|
| Exercises for Your Health | But if you have no time to go in for any of these kinds of sports, we can propose you some easy exercises, which you will be able to fulfill at home.
For your small of the back muscles: o Sitting on a floor, stretch your legs, bend your left leg and throw it through your right knee. Turn your shoulders left. Breathe the air in and out. Repeat 8 – 10 times.
For your back muscles’ strengthening: o Lying on your back put your stretched arms into the sides. Bend your left leg and through it through your right one. Put your arms into the point of departure and breathe the air in and out several times. Repeat the exercise 10 – 12 times. o The point of departure: resting on your knees and palms. Slowly cave your back in, lean your head down, and bend your back up again. Repeat 8 – 10 times.
For your hips: o Make your shoulders straight, raise your chin and make a deep breath, as if stretching upward. Hold the chair with your right hand. Make slight swings backwards and forwards with your left leg. Then turn around and repeat this exercise. Make it 5 times. o The point of departure: lying on your side, on hand rests on the waist, the other is leaned along the floor. Raise your leg, move it forward, then backward.

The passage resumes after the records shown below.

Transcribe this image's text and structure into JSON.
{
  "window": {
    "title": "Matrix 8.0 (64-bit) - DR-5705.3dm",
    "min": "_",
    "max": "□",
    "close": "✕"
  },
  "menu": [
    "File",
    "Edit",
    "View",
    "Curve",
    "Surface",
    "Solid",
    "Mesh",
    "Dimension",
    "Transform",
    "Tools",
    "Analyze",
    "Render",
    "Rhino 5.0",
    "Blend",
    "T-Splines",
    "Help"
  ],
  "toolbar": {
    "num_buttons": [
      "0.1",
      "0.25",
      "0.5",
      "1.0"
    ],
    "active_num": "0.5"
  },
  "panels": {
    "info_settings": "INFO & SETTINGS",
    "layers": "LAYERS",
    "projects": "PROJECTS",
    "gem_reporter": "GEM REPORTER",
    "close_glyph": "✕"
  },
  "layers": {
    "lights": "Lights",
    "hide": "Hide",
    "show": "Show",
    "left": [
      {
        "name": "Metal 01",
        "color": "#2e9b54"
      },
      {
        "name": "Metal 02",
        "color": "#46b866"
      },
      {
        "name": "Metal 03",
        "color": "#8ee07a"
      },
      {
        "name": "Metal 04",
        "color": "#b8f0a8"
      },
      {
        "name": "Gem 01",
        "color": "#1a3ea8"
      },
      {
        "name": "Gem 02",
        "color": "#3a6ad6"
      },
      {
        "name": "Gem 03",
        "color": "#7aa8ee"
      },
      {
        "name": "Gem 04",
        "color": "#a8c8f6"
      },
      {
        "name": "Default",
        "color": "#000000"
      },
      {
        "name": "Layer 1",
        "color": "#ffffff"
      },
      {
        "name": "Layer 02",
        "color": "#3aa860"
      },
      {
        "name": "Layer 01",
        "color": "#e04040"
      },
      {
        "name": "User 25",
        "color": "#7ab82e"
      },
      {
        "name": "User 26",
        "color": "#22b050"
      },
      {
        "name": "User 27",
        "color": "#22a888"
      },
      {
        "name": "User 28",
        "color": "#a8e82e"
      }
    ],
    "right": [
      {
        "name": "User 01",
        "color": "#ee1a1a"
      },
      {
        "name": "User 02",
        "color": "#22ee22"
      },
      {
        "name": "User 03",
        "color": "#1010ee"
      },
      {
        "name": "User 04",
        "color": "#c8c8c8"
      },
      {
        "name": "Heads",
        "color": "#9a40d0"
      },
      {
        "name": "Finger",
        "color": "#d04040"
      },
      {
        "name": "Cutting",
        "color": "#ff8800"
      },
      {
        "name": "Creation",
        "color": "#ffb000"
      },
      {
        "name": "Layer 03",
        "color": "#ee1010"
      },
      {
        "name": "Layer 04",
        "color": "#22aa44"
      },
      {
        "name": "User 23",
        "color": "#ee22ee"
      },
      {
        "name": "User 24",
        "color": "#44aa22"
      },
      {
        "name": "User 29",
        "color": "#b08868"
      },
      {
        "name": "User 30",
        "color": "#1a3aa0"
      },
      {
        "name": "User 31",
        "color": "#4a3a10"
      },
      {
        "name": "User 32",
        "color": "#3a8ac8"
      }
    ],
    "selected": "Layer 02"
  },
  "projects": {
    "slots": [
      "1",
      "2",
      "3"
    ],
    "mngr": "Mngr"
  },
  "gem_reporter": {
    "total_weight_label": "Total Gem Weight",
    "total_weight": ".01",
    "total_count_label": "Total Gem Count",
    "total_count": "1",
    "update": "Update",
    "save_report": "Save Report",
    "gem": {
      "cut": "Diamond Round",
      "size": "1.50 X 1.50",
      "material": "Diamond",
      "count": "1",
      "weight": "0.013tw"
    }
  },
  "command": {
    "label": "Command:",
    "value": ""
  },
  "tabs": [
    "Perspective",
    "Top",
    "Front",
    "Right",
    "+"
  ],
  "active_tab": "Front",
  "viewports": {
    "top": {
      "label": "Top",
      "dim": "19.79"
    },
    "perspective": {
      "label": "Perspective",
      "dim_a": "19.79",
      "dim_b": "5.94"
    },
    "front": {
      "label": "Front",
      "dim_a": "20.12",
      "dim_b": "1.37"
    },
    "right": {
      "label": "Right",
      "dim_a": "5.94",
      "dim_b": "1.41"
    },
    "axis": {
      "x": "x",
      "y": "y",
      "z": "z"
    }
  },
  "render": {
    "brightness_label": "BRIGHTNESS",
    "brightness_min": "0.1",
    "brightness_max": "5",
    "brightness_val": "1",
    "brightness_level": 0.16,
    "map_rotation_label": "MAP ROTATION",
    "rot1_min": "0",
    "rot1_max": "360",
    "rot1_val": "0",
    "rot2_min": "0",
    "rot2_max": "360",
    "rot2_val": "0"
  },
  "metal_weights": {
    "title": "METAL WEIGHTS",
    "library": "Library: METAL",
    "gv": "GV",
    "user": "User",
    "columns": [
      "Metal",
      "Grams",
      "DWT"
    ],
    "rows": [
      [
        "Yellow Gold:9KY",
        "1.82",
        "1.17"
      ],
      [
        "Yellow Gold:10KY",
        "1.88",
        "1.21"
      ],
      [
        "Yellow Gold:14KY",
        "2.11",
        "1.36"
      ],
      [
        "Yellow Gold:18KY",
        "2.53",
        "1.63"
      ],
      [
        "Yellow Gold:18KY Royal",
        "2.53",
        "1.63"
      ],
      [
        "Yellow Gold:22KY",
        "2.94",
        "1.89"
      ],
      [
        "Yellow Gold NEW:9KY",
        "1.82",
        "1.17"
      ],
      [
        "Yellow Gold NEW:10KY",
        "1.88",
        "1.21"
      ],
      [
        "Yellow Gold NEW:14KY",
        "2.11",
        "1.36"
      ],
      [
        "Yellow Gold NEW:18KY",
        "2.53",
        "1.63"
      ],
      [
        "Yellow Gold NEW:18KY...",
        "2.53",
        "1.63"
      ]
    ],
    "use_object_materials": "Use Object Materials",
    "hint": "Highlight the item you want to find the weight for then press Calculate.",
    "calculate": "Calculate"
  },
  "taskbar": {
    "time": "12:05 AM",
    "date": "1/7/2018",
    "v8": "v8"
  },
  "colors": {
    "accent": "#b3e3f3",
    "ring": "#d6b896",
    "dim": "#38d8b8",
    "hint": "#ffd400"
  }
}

Repeat this exercise with the second leg. Make it 12 – 15 times.
For the muscles of your breasts: o Stand on your knees. Bound your head while breathing the air out and raise it while making a deep breath in. Your back should be slightly caved in. Repeat 10 times. o Squat; rest your knees against the floor. Clasp your palms to each other. You can make this exercise, sitting on a chair as well. Repeat it 25 – 30 times.
For the muscles of your body and arms: o Point of departure: resting on your knees and palms. Move your body mass onto your legs, without moving your arms – lean forward, then return to the point of departure. Bend your right hand in the elbow area, and, stretching the left hand, try to touch the floor with your left shoulder. Return to the point of departure. Repeat this exercise with your right hand. Make it 10 times for each hand.
For you to relax: o Sit on the chair edge, put your hands down and curve your back. While breathing in, make yourself straight, and sit in a previous position after you have breathed out.